Two workers hospitalized for radiation exposure were wearing ordinary work shoes in liquid containing radioactivity 10,000 times the normal level of reactor-cooling water at the Fukushima No. 1 nuclear power plant, officials said on March 25.
Two workers hospitalized for radiation exposure were wearing ordinary work shoes in liquid containing radioactivity 10,000 times the normal level of reactor-cooling water at the Fukushima No. 1 nuclear power plant, officials said on March 25.
Officials of the Nuclear and Industrial Safety Agency (NISA) told a news conference it was highly likely that radiation in the liquid could have come from the reactor core.
Three workers were in the ankle-deep water on March 24 and were carrying dosemeters. But they ignored the high-radiation warnings of the devices and continue repair work in the soaked basement of the No. 3 reactor’s turbine building, officials of Tokyo Electric Power Co., the plant operator, said.
The water was about 15 centimeters deep, officials said.
“I thought (the dosemeter) was out of order,” one of the workers was quoted as saying.
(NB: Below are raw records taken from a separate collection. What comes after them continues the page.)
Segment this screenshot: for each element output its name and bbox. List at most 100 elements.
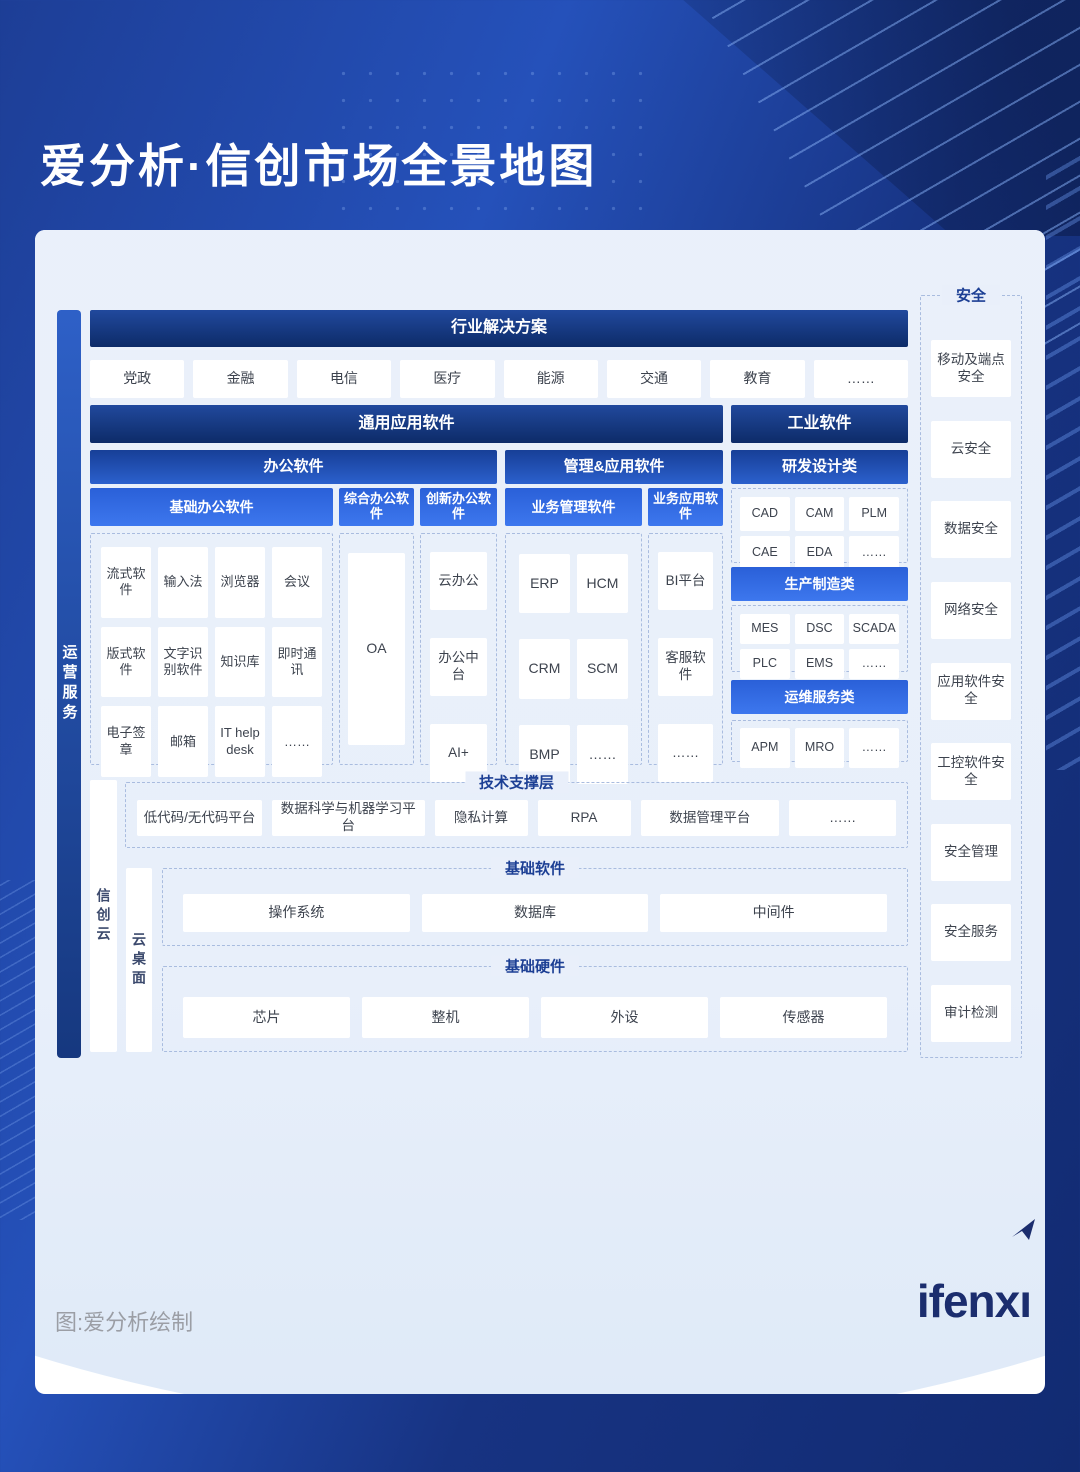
software-item: 输入法 xyxy=(158,547,208,618)
security-item: 审计检测 xyxy=(931,985,1011,1042)
cloud-desktop-column: 云桌面 xyxy=(126,868,152,1052)
rd-design-box: CAD CAM PLM CAE EDA …… xyxy=(731,488,908,570)
industry-solutions-header: 行业解决方案 xyxy=(90,310,908,347)
ifenxi-logo: ifenxı xyxy=(916,1219,1035,1327)
software-item: CAE xyxy=(740,536,790,570)
software-item: 数据科学与机器学习平台 xyxy=(272,800,425,836)
industry-item: 党政 xyxy=(90,360,185,398)
software-item: PLC xyxy=(740,649,790,679)
software-item: …… xyxy=(658,724,713,782)
software-item: MRO xyxy=(794,728,845,768)
base-software-title: 基础软件 xyxy=(490,857,580,879)
deco-dark-band-top-right xyxy=(683,0,1080,236)
logo-last-letter: ı xyxy=(1012,1219,1035,1327)
business-management-header: 业务管理软件 xyxy=(505,488,642,526)
software-item: EMS xyxy=(794,649,845,679)
tech-support-box: 技术支撑层 低代码/无代码平台 数据科学与机器学习平台 隐私计算 RPA 数据管… xyxy=(125,771,908,848)
software-item: 隐私计算 xyxy=(434,800,528,836)
industry-item: …… xyxy=(813,360,908,398)
logo-text: ifenx xyxy=(916,1275,1020,1327)
software-item: …… xyxy=(849,649,899,679)
base-software-box: 基础软件 操作系统 数据库 中间件 xyxy=(162,857,908,946)
software-item: 邮箱 xyxy=(158,706,208,777)
base-hardware-title: 基础硬件 xyxy=(490,955,580,977)
business-app-box: BI平台 客服软件 …… xyxy=(648,533,723,782)
deco-diagonal-lines-right xyxy=(1046,150,1080,770)
base-hardware-box: 基础硬件 芯片 整机 外设 传感器 xyxy=(162,955,908,1052)
management-app-software-header: 管理&应用软件 xyxy=(505,450,723,484)
software-item: EDA xyxy=(794,536,845,570)
industry-item: 医疗 xyxy=(400,360,495,398)
ops-maintenance-box: APM MRO …… xyxy=(731,720,908,768)
software-item: 浏览器 xyxy=(215,547,265,618)
industry-item: 交通 xyxy=(606,360,702,398)
software-item: 办公中台 xyxy=(430,638,487,696)
software-item: PLM xyxy=(849,497,899,531)
business-app-header: 业务应用软件 xyxy=(648,488,723,526)
software-item: 低代码/无代码平台 xyxy=(137,800,263,836)
software-item: 会议 xyxy=(272,547,322,618)
hardware-item: 外设 xyxy=(541,997,708,1038)
business-management-box: ERP HCM CRM SCM BMP …… xyxy=(505,533,642,784)
tech-support-title: 技术支撑层 xyxy=(464,771,569,793)
base-hardware-row: 芯片 整机 外设 传感器 xyxy=(163,967,907,1051)
logo-arrow-icon xyxy=(1012,1219,1035,1240)
industry-item: 能源 xyxy=(503,360,598,398)
software-item: …… xyxy=(849,728,899,768)
innovative-office-header: 创新办公软件 xyxy=(420,488,497,526)
security-item: 移动及端点安全 xyxy=(931,340,1011,397)
operations-services-bar: 运营服务 xyxy=(57,310,81,1058)
integrated-office-header: 综合办公软件 xyxy=(339,488,414,526)
software-item: 操作系统 xyxy=(183,894,410,932)
software-item: 文字识别软件 xyxy=(158,626,208,698)
manufacturing-header: 生产制造类 xyxy=(731,567,908,601)
industrial-software-header: 工业软件 xyxy=(731,405,908,443)
figure-caption: 图:爱分析绘制 xyxy=(55,1310,194,1335)
page-title: 爱分析·信创市场全景地图 xyxy=(40,140,598,192)
security-item: 应用软件安全 xyxy=(931,662,1011,720)
innovative-office-box: 云办公 办公中台 AI+ xyxy=(420,533,497,782)
software-item: …… xyxy=(272,706,322,777)
software-item: 客服软件 xyxy=(658,638,713,696)
manufacturing-box: MES DSC SCADA PLC EMS …… xyxy=(731,605,908,679)
software-item: CAM xyxy=(794,497,845,531)
software-item: MES xyxy=(740,614,790,644)
security-item: 网络安全 xyxy=(931,581,1011,639)
software-item: OA xyxy=(348,553,405,745)
integrated-office-grid: OA xyxy=(340,534,413,764)
security-item: 云安全 xyxy=(931,420,1011,478)
security-list: 移动及端点安全 云安全 数据安全 网络安全 应用软件安全 工控软件安全 安全管理… xyxy=(921,296,1021,1057)
industry-solutions-row: 党政 金融 电信 医疗 能源 交通 教育 …… xyxy=(90,360,908,398)
ops-maintenance-grid: APM MRO …… xyxy=(732,721,907,775)
software-item: 数据管理平台 xyxy=(640,800,780,836)
security-box: 安全 移动及端点安全 云安全 数据安全 网络安全 应用软件安全 工控软件安全 安… xyxy=(920,284,1022,1058)
software-item: 数据库 xyxy=(421,894,649,932)
software-item: …… xyxy=(789,800,896,836)
rd-design-grid: CAD CAM PLM CAE EDA …… xyxy=(732,489,907,578)
basic-office-box: 流式软件 输入法 浏览器 会议 版式软件 文字识别软件 知识库 即时通讯 电子签… xyxy=(90,533,333,777)
hardware-item: 传感器 xyxy=(720,997,887,1038)
software-item: …… xyxy=(849,536,899,570)
software-item: IT helpdesk xyxy=(215,706,265,777)
ops-maintenance-header: 运维服务类 xyxy=(731,680,908,714)
basic-office-grid: 流式软件 输入法 浏览器 会议 版式软件 文字识别软件 知识库 即时通讯 电子签… xyxy=(91,534,332,790)
industry-item: 金融 xyxy=(193,360,288,398)
business-management-grid: ERP HCM CRM SCM BMP …… xyxy=(506,534,641,804)
software-item: ERP xyxy=(519,554,570,614)
innovative-office-grid: 云办公 办公中台 AI+ xyxy=(421,534,496,800)
software-item: RPA xyxy=(537,800,631,836)
software-item: DSC xyxy=(794,614,845,644)
software-item: 流式软件 xyxy=(101,547,151,618)
general-software-header: 通用应用软件 xyxy=(90,405,723,443)
xinchuang-cloud-column: 信创云 xyxy=(90,780,117,1052)
security-item: 数据安全 xyxy=(931,501,1011,559)
hardware-item: 整机 xyxy=(362,997,529,1038)
software-item: HCM xyxy=(577,554,628,614)
software-item: 版式软件 xyxy=(101,626,151,698)
business-app-grid: BI平台 客服软件 …… xyxy=(649,534,722,800)
rd-design-header: 研发设计类 xyxy=(731,450,908,484)
integrated-office-box: OA xyxy=(339,533,414,765)
software-item: 中间件 xyxy=(660,894,888,932)
software-item: 即时通讯 xyxy=(272,626,322,698)
software-item: APM xyxy=(740,728,790,768)
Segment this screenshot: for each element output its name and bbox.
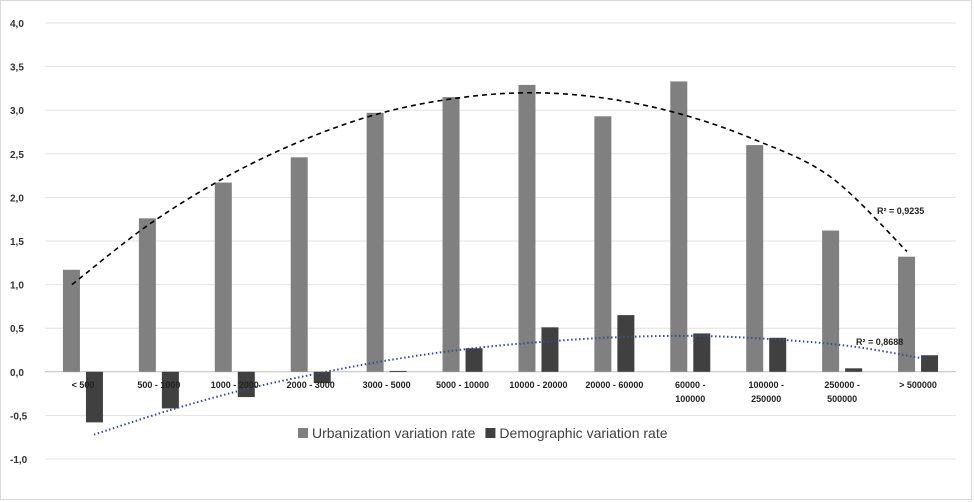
demographic-bar	[921, 355, 939, 372]
demographic-bar	[389, 370, 407, 372]
urbanization-bar	[746, 145, 764, 372]
legend-swatch-urbanization	[298, 428, 308, 438]
y-tick-label: -0,5	[10, 411, 28, 422]
y-tick-label: 0,5	[10, 324, 24, 335]
legend-label-urbanization: Urbanization variation rate	[312, 425, 476, 441]
y-tick-label: 0,0	[10, 368, 24, 379]
urbanization-bar	[594, 116, 612, 372]
urbanization-bar	[62, 269, 80, 372]
category-label: 250000	[751, 394, 781, 404]
category-label: 20000 - 60000	[585, 380, 643, 390]
urbanization-bar	[670, 81, 688, 372]
urbanization-bar	[898, 256, 916, 372]
gridlines	[45, 22, 956, 460]
urbanization-bar	[822, 230, 840, 372]
demographic-bar	[85, 371, 103, 423]
y-tick-label: -1,0	[10, 455, 28, 466]
category-label: > 500000	[899, 380, 937, 390]
category-label: 1000 - 2000	[211, 380, 259, 390]
category-label: 3000 - 5000	[363, 380, 411, 390]
category-label: 100000 -	[748, 380, 784, 390]
legend: Urbanization variation rate Demographic v…	[298, 425, 668, 441]
category-label: 2000 - 3000	[287, 380, 335, 390]
legend-label-demographic: Demographic variation rate	[499, 425, 667, 441]
trendlines: R² = 0,9235 R² = 0,8688	[71, 91, 930, 436]
category-label: 10000 - 20000	[509, 380, 567, 390]
y-tick-label: 3,0	[10, 106, 24, 117]
y-tick-label: 1,5	[10, 237, 24, 248]
demographic-r2-label: R² = 0,8688	[856, 337, 903, 347]
demographic-bar	[465, 348, 483, 372]
urbanization-trendline	[71, 91, 908, 286]
demographic-bar	[237, 371, 255, 398]
demographic-bar	[693, 333, 711, 372]
y-tick-label: 3,5	[10, 63, 24, 74]
category-label: 500000	[827, 394, 857, 404]
demographic-bar	[161, 371, 179, 409]
y-tick-label: 4,0	[10, 19, 24, 30]
category-label: 100000	[675, 394, 705, 404]
category-label: < 500	[72, 380, 95, 390]
y-axis-ticks: 4,0 3,5 3,0 2,5 2,0 1,5 1,0 0,5 0,0 -0,5 -1,0	[10, 19, 28, 466]
category-labels: < 500 500 - 1000 1000 - 2000 2000 - 3000 300…	[72, 380, 937, 404]
demographic-bar	[313, 371, 331, 384]
urbanization-bar	[366, 112, 384, 372]
demographic-bar	[769, 337, 787, 372]
urbanization-bar	[442, 97, 460, 372]
category-label: 5000 - 10000	[436, 380, 489, 390]
category-label: 60000 -	[675, 380, 706, 390]
y-tick-label: 2,5	[10, 150, 24, 161]
demographic-bar	[845, 368, 863, 372]
y-tick-label: 2,0	[10, 193, 24, 204]
urbanization-bar	[138, 218, 156, 372]
bars	[62, 81, 939, 423]
demographic-bar	[541, 327, 559, 372]
legend-swatch-demographic	[485, 428, 496, 438]
urbanization-bar	[214, 182, 232, 372]
category-label: 500 - 1000	[137, 380, 180, 390]
urbanization-r2-label: R² = 0,9235	[877, 206, 924, 216]
demographic-trendline	[93, 334, 930, 436]
urbanization-bar	[290, 157, 308, 372]
demographic-bar	[617, 315, 635, 372]
urbanization-bar	[518, 84, 536, 372]
y-tick-label: 1,0	[10, 281, 24, 292]
category-label: 250000 -	[824, 380, 860, 390]
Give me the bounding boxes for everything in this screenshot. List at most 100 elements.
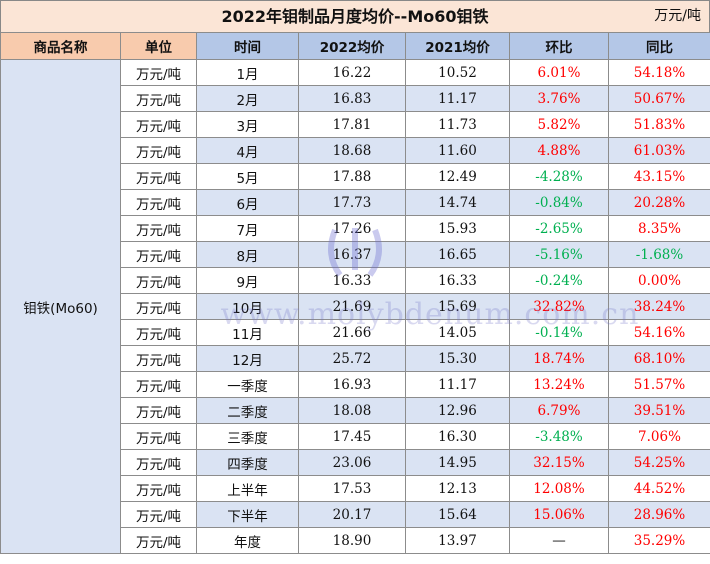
- avg-2021-cell: 14.74: [405, 189, 510, 216]
- unit-cell: 万元/吨: [120, 319, 197, 346]
- mom-cell: 13.24%: [509, 371, 609, 398]
- avg-2022-cell: 18.90: [298, 527, 406, 554]
- time-cell: 10月: [196, 293, 299, 320]
- yoy-cell: 39.51%: [608, 397, 710, 424]
- yoy-cell: 51.57%: [608, 371, 710, 398]
- mom-cell: 5.82%: [509, 111, 609, 138]
- avg-2022-cell: 16.33: [298, 267, 406, 294]
- mom-cell: -5.16%: [509, 241, 609, 268]
- time-cell: 6月: [196, 189, 299, 216]
- time-cell: 4月: [196, 137, 299, 164]
- yoy-cell: 8.35%: [608, 215, 710, 242]
- yoy-cell: 38.24%: [608, 293, 710, 320]
- yoy-cell: 51.83%: [608, 111, 710, 138]
- avg-2022-cell: 16.93: [298, 371, 406, 398]
- yoy-cell: 20.28%: [608, 189, 710, 216]
- mom-cell: —: [509, 527, 609, 554]
- unit-cell: 万元/吨: [120, 527, 197, 554]
- yoy-cell: 28.96%: [608, 501, 710, 528]
- avg-2021-cell: 12.96: [405, 397, 510, 424]
- avg-2022-cell: 17.45: [298, 423, 406, 450]
- avg-2022-cell: 18.08: [298, 397, 406, 424]
- unit-cell: 万元/吨: [120, 345, 197, 372]
- product-name-cell: 钼铁(Mo60): [0, 59, 121, 554]
- avg-2021-cell: 12.49: [405, 163, 510, 190]
- avg-2022-cell: 23.06: [298, 449, 406, 476]
- time-cell: 7月: [196, 215, 299, 242]
- avg-2022-cell: 25.72: [298, 345, 406, 372]
- time-cell: 8月: [196, 241, 299, 268]
- table-row: 万元/吨 12月 25.72 15.30 18.74% 68.10%: [1, 345, 710, 372]
- title-bar: 2022年钼制品月度均价--Mo60钼铁 万元/吨: [0, 0, 710, 33]
- time-cell: 下半年: [196, 501, 299, 528]
- table-row: 万元/吨 5月 17.88 12.49 -4.28% 43.15%: [1, 163, 710, 190]
- table-row: 钼铁(Mo60) 万元/吨 1月 16.22 10.52 6.01% 54.18%: [0, 59, 710, 554]
- table-row: 万元/吨 下半年 20.17 15.64 15.06% 28.96%: [1, 501, 710, 528]
- yoy-cell: 54.25%: [608, 449, 710, 476]
- mom-cell: -2.65%: [509, 215, 609, 242]
- mom-cell: -0.14%: [509, 319, 609, 346]
- table-row: 万元/吨 4月 18.68 11.60 4.88% 61.03%: [1, 137, 710, 164]
- avg-2021-cell: 16.30: [405, 423, 510, 450]
- header-time: 时间: [196, 32, 299, 60]
- yoy-cell: 61.03%: [608, 137, 710, 164]
- time-cell: 11月: [196, 319, 299, 346]
- yoy-cell: 0.00%: [608, 267, 710, 294]
- avg-2021-cell: 13.97: [405, 527, 510, 554]
- yoy-cell: 35.29%: [608, 527, 710, 554]
- header-unit: 单位: [120, 32, 197, 60]
- table-row: 万元/吨 6月 17.73 14.74 -0.84% 20.28%: [1, 189, 710, 216]
- unit-cell: 万元/吨: [120, 215, 197, 242]
- avg-2021-cell: 14.95: [405, 449, 510, 476]
- yoy-cell: 50.67%: [608, 85, 710, 112]
- avg-2022-cell: 16.83: [298, 85, 406, 112]
- avg-2022-cell: 17.53: [298, 475, 406, 502]
- yoy-cell: 43.15%: [608, 163, 710, 190]
- mom-cell: -0.24%: [509, 267, 609, 294]
- unit-cell: 万元/吨: [120, 293, 197, 320]
- time-cell: 5月: [196, 163, 299, 190]
- table-row: 万元/吨 10月 21.69 15.69 32.82% 38.24%: [1, 293, 710, 320]
- table-row: 万元/吨 年度 18.90 13.97—35.29%: [1, 527, 710, 554]
- avg-2021-cell: 15.69: [405, 293, 510, 320]
- unit-cell: 万元/吨: [120, 163, 197, 190]
- time-cell: 年度: [196, 527, 299, 554]
- mom-cell: 6.79%: [509, 397, 609, 424]
- table-row: 万元/吨 3月 17.81 11.73 5.82% 51.83%: [1, 111, 710, 138]
- avg-2022-cell: 17.26: [298, 215, 406, 242]
- avg-2022-cell: 21.66: [298, 319, 406, 346]
- unit-cell: 万元/吨: [120, 241, 197, 268]
- unit-cell: 万元/吨: [120, 371, 197, 398]
- avg-2022-cell: 17.73: [298, 189, 406, 216]
- table-row: 万元/吨 四季度 23.06 14.95 32.15% 54.25%: [1, 449, 710, 476]
- page-title: 2022年钼制品月度均价--Mo60钼铁: [221, 7, 489, 26]
- time-cell: 上半年: [196, 475, 299, 502]
- unit-cell: 万元/吨: [120, 449, 197, 476]
- time-cell: 一季度: [196, 371, 299, 398]
- avg-2021-cell: 10.52: [405, 59, 510, 86]
- mom-cell: 3.76%: [509, 85, 609, 112]
- avg-2021-cell: 11.73: [405, 111, 510, 138]
- price-table: 商品名称 单位 时间 2022均价 2021均价 环比 同比 钼铁(Mo60) 万…: [0, 32, 710, 554]
- unit-cell: 万元/吨: [120, 501, 197, 528]
- unit-cell: 万元/吨: [120, 397, 197, 424]
- time-cell: 12月: [196, 345, 299, 372]
- mom-cell: -3.48%: [509, 423, 609, 450]
- avg-2022-cell: 21.69: [298, 293, 406, 320]
- table-row: 万元/吨 二季度 18.08 12.96 6.79% 39.51%: [1, 397, 710, 424]
- header-row: 商品名称 单位 时间 2022均价 2021均价 环比 同比: [0, 32, 710, 60]
- header-yoy: 同比: [608, 32, 710, 60]
- time-cell: 3月: [196, 111, 299, 138]
- mom-cell: 15.06%: [509, 501, 609, 528]
- yoy-cell: 54.16%: [608, 319, 710, 346]
- table-row: 万元/吨 9月 16.33 16.33 -0.24% 0.00%: [1, 267, 710, 294]
- avg-2022-cell: 17.81: [298, 111, 406, 138]
- mom-cell: 12.08%: [509, 475, 609, 502]
- avg-2021-cell: 16.33: [405, 267, 510, 294]
- mom-cell: 6.01%: [509, 59, 609, 86]
- avg-2021-cell: 12.13: [405, 475, 510, 502]
- avg-2021-cell: 15.93: [405, 215, 510, 242]
- yoy-cell: 54.18%: [608, 59, 710, 86]
- avg-2021-cell: 15.30: [405, 345, 510, 372]
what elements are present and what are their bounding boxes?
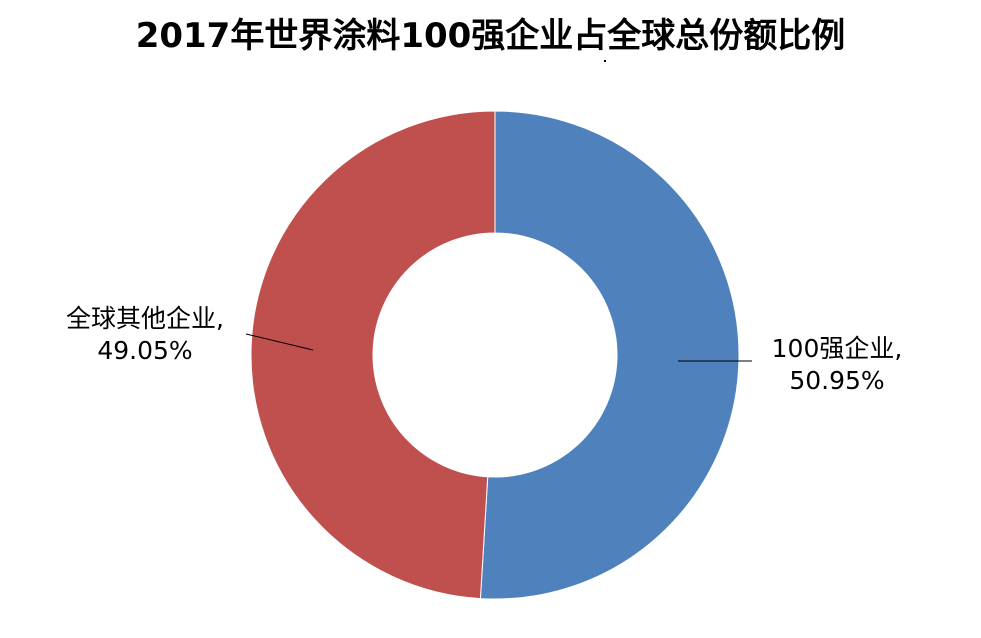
slice-label-top100-name: 100强企业,: [771, 334, 903, 363]
slice-label-other: 全球其他企业, 49.05%: [40, 303, 250, 367]
slice-label-other-name: 全球其他企业,: [66, 304, 224, 333]
chart-title: 2017年世界涂料100强企业占全球总份额比例: [135, 16, 846, 56]
slice-label-top100-value: 50.95%: [789, 366, 885, 395]
leader-line-other: [245, 333, 314, 351]
decorative-dot: [604, 60, 606, 62]
donut-slice-other: [250, 110, 496, 600]
donut-slice-top100: [479, 110, 740, 600]
slice-label-other-value: 49.05%: [97, 336, 193, 365]
slice-label-top100: 100强企业, 50.95%: [752, 333, 922, 397]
The radioactivity level had been low in the basement before.
TEPCO has come under fire for failing to properly ensure the safety of the workers trying to bring the nuclear crisis under control. The company has acknowledged that its safety measures were inadequate.
Two of the workers were rushed to a hospital in Fukushima city on March 24. They were taken on March 25 to the National Institute of Radiological Sciences in Chiba for examinations and treatment for possible beta ray radiation burns below their knees.
The workers were exposed to an estimated two to six sieverts of radiation, according to officials of the institute. They said skin transplant would not be necessary.
The third worker wearing long boots was unharmed.
TEPCO earlier said the water was likely contaminated with radioactive substances leaked from damaged nuclear fuel rods inside the reactor core or the cooling pool for spent fuel rods.
“Perhaps the fuel was damaged to a certain degree, and a certain amount may have been released,” Takeshi Takahashi, a TEPCO official, told a news conference.
The company was trying to determine where the water came from.
According to TEPCO and the NISA, the water was found with 3.9 million becquerels of radioactive substances per cubic centimeter, about 10,000 times the level of water used to cool reactor cores.
Cobalt-60, iodine-131, cesium-137 and other substances, which do not normally exist in cooling water, were detected, the officials said.
The workers’ dosemeters showed radiation amounts totaling 173 to 180 millisieverts, less than the maximum of 250 millisieverts per year allowed for an emergency situation.
But the level at the water’s surface was later found to be 400 millisieverts per hour.
The workers wore three layers of protective clothing, masks, helmets and gloves. But TEPCO gave them no instructions about their footwear because there were no deep water puddles the previous day.
The workers in ordinary work shoes were in the contaminated water for 40 to 50 minutes, and the tainted water had soaked through their clothes to their skin, according to officials.
Under an internal TEPCO rule, an official to gauge radioactivity levels is required to accompany workers and give instructions, but none did so for the three.
TEPCO officials admitted rules and guidelines were breached in some cases. NISA officials said they instructed the utility to correct its lax safety management.
Industry minister Banri Kaieda criticized TEPCO for the absence of the official in charge of measuring radiation levels.
“It was a mistake in the very basics of work,” he said.
Tadashi Narabayashi, a professor of nuclear reactor engineering at Hokkaido University, said the water may have come from the overflowing cooling pool for spent fuel rods or from the reactor’s containment vessel, which may have been deteriorated.